Ativan is often prescribed for insomnia, but the complications can be severe. Be sure you understand the potential side effects of this very popular anti-anxiety medication.
As with many sedative-type sleeping medications, Ativan complications include side effects, potential drug interactions, allergic reactions, dependence and withdrawal reactions.
Usage Side Effects
Many patients taking Ativan don't have serious side effects, but others experience a variety of problems. Doctors continue to prescribe Ativan for a variety of medical problems including insomnia because its effectiveness usually outweighs the discomfort and inconvenience of any side effects.

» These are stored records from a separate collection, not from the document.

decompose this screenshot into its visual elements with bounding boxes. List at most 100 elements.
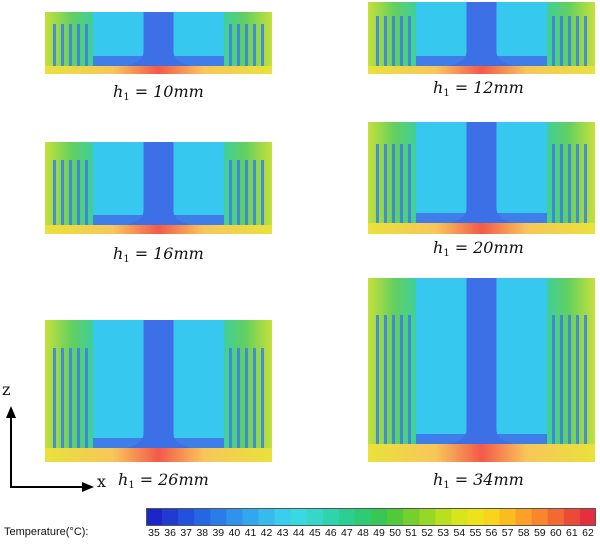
fin-channel: [376, 16, 379, 66]
heated-base: [368, 66, 595, 74]
colorbar-tick-50: 50: [389, 527, 401, 539]
fin-channel: [376, 315, 379, 444]
fin-channel: [384, 16, 387, 66]
colorbar-segment: [306, 508, 324, 526]
fin-channel: [77, 348, 80, 448]
fin-channel: [384, 315, 387, 444]
contour-panel-h1-20mm: [368, 122, 595, 234]
fin-channel: [229, 24, 232, 66]
colorbar-border: [146, 508, 596, 526]
colorbar-tick-38: 38: [196, 527, 209, 539]
colorbar-tick-37: 37: [180, 527, 193, 539]
jet-spread: [125, 211, 192, 225]
fin-channel: [384, 144, 387, 223]
colorbar-tick-42: 42: [260, 527, 273, 539]
fin-channel: [69, 24, 72, 66]
heated-base: [45, 225, 272, 234]
fin-channel: [584, 315, 587, 444]
inlet-jet: [466, 278, 497, 444]
panel-label-h1-12mm: h1 = 12mm: [433, 78, 524, 99]
heated-base: [368, 444, 595, 462]
colorbar-tick-59: 59: [533, 527, 546, 539]
fin-channel: [53, 348, 56, 448]
fin-channel: [560, 16, 563, 66]
colorbar-segment: [162, 508, 179, 526]
x-axis-label: x: [97, 472, 107, 491]
contour-panel-h1-26mm: [45, 320, 272, 462]
colorbar-tick-61: 61: [566, 527, 578, 539]
fin-channel: [400, 16, 403, 66]
colorbar-segment: [338, 508, 356, 526]
fin-channel: [77, 24, 80, 66]
colorbar-segment: [178, 508, 195, 526]
fin-channel: [568, 16, 571, 66]
coordinate-axes: [6, 406, 94, 492]
colorbar-segment: [467, 508, 484, 526]
fin-channel: [400, 315, 403, 444]
colorbar-tick-53: 53: [437, 527, 450, 539]
colorbar-tick-57: 57: [501, 527, 514, 539]
colorbar-segment: [226, 508, 243, 526]
colorbar-segment: [419, 508, 436, 526]
colorbar-tick-62: 62: [582, 527, 594, 539]
jet-spread: [448, 430, 515, 444]
fin-channel: [229, 348, 232, 448]
colorbar-segment: [387, 508, 404, 526]
fin-channel: [392, 315, 395, 444]
temperature-colorbar: [146, 508, 596, 526]
heated-base: [368, 223, 595, 234]
fin-channel: [245, 348, 248, 448]
fin-channel: [376, 144, 379, 223]
colorbar-segment: [515, 508, 533, 526]
contour-panel-h1-16mm: [45, 142, 272, 234]
colorbar-tick-56: 56: [485, 527, 498, 539]
fin-channel: [560, 144, 563, 223]
colorbar-segment: [499, 508, 517, 526]
jet-spread: [448, 52, 515, 66]
colorbar-tick-40: 40: [228, 527, 241, 539]
colorbar-tick-41: 41: [244, 527, 257, 539]
fin-channel: [253, 348, 256, 448]
colorbar-segment: [194, 508, 211, 526]
z-axis-label: z: [2, 380, 11, 399]
fin-channel: [85, 24, 88, 66]
colorbar-segment: [146, 508, 163, 526]
fin-channel: [576, 144, 579, 223]
colorbar-segment: [371, 508, 388, 526]
fin-channel: [576, 16, 579, 66]
colorbar-segment: [210, 508, 227, 526]
colorbar-segment: [483, 508, 500, 526]
panel-label-h1-26mm: h1 = 26mm: [118, 470, 209, 491]
colorbar-tick-55: 55: [469, 527, 482, 539]
colorbar-segment: [579, 508, 596, 526]
fin-channel: [61, 24, 64, 66]
fin-channel: [408, 16, 411, 66]
colorbar-tick-54: 54: [453, 527, 466, 539]
fin-channel: [584, 16, 587, 66]
x-axis-arrowhead: [82, 482, 94, 492]
inlet-jet: [143, 320, 174, 448]
fin-channel: [392, 16, 395, 66]
z-axis-arrowhead: [6, 406, 16, 418]
panel-label-h1-16mm: h1 = 16mm: [113, 244, 204, 265]
contour-panel-h1-12mm: [368, 2, 595, 74]
fin-channel: [560, 315, 563, 444]
fin-channel: [400, 144, 403, 223]
colorbar-tick-49: 49: [373, 527, 385, 539]
fin-channel: [253, 160, 256, 225]
panel-label-h1-34mm: h1 = 34mm: [433, 470, 524, 491]
colorbar-tick-51: 51: [405, 527, 418, 539]
colorbar-segment: [531, 508, 549, 526]
fin-channel: [552, 144, 555, 223]
colorbar-segment: [322, 508, 340, 526]
colorbar-segment: [403, 508, 420, 526]
colorbar-segment: [290, 508, 308, 526]
fin-channel: [53, 160, 56, 225]
fin-channel: [261, 348, 264, 448]
contour-panel-h1-10mm: [45, 12, 272, 74]
fin-channel: [584, 144, 587, 223]
colorbar-segment: [547, 508, 565, 526]
colorbar-segment: [451, 508, 468, 526]
fin-channel: [576, 315, 579, 444]
colorbar-tick-58: 58: [517, 527, 530, 539]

Users of Ativan often feel very drowsy, dizzy or have blurred vision after taking the medication. In rare cases, patients may experience severe side effects such as loss of consciousness, memory loss or difficulty speaking. Patients are told to avoid any activities that require their full attention such as driving or operating machinery. Drinking alcoholic beverages with Ativan is not recommended.
Ativan users may also experience various gastrointestinal effects such as constipation, heartburn or a change in appetite.
Ativan has different effects based on the age of the patient. Elderly patients might find that it makes them feel drowsy and unsteady. It can also cause mood changes and sleeping problems in older patients. Children may feel increased anxiety, experiencing restlessness, agitation and even hallucinations. It can harm an unborn baby, so it is not recommended for pregnant women or women who are nursing.
Any of these side effects may cause your doctor to decrease your dosage or discontinue the medication.
Reactions with Medical Conditions
Patients should be sure to tell their doctor their full medical history before taking Ativan. It can have a negative effect on patients with:
- Sleep apnea
- Lung or breathing problems such as asthma or chronic obstructive pulmonary disorder (COPD)
- Heart, kidney or liver disease
- Mental or mood disorders
Reactions with Other Medications
Before using Ativan the patient should be sure to tell their doctor or pharmacist all of the prescription, non-prescription and herbal products which they are currently taking. This will minimize the chance for a negative reaction, such as increased drowsiness, when Ativan is taken with other medications such as:
- Muscle relaxers
- Sleep medications such as Ambien and Lunesta
- Anti-seizure drugs
- Anxiety medications
- Narcotic pain relievers
- Cough and cold medications
Ativan has been shown to cause allergic reactions for individuals who are allergic to medications in the benzodiazepine family such as:
Typical allergic reactions might include shortness of breath or swelling in the mouth or throat. Less common allergic reactions include hyperactivity, blurred vision, nausea, vomiting, insomnia, amnesia, inability to focus, aggression, hallucinations and depression. If you have an allergic reaction, you should see a doctor immediately.
The use of Ativan can cause dependence particularly if taken for more than one to four weeks or if the patient has a history of alcohol or drug abuse.
Patients should not immediately stop taking Ativan without their doctor's approval. To immediately stop might cause some conditions to worsen. Instead, a doctor can work with a patient to create a slowdown in the amount of medication taken over time, gradually stopping the medication altogether. Patients with a dependence on Ativan are likely to have withdrawal reactions if they stop taking the medication without gradually reducing the dosage. Reactions can include:
- Body reactions such as:
- Fast heartbeat
- High fever
- Loss of appetite
- Stomach pain
- Muscle pain
- Numbness or tingling of arms and legs
- Mind or mood reactions such as:
- Trouble sleeping
- Short-term memory loss
- Increased sensitivity to noise, light and touch
Building a Tolerance
It is also possible to build a tolerance to Ativan if used over long lengths of time such as months or years. As the tolerance builds, increasing amounts of Ativan must be taken to have the same effects. A patient should not increase their dosage without talking with their doctor. A doctor will either increase the dosage or prescribe a different medication.
The use of Ativan can be habit forming, although it is unlikely. The chances of becoming addicted to Ativan are increased if the patient increases their dose or takes the medication for a longer period of time than prescribed by their doctor.
Talk to Your Doctor
As will all medications it is important to tell your doctor about any allergies or other medications before you receive your prescription for Ativan. It is also important to report any Ativan complications or reactions to your doctor immediately.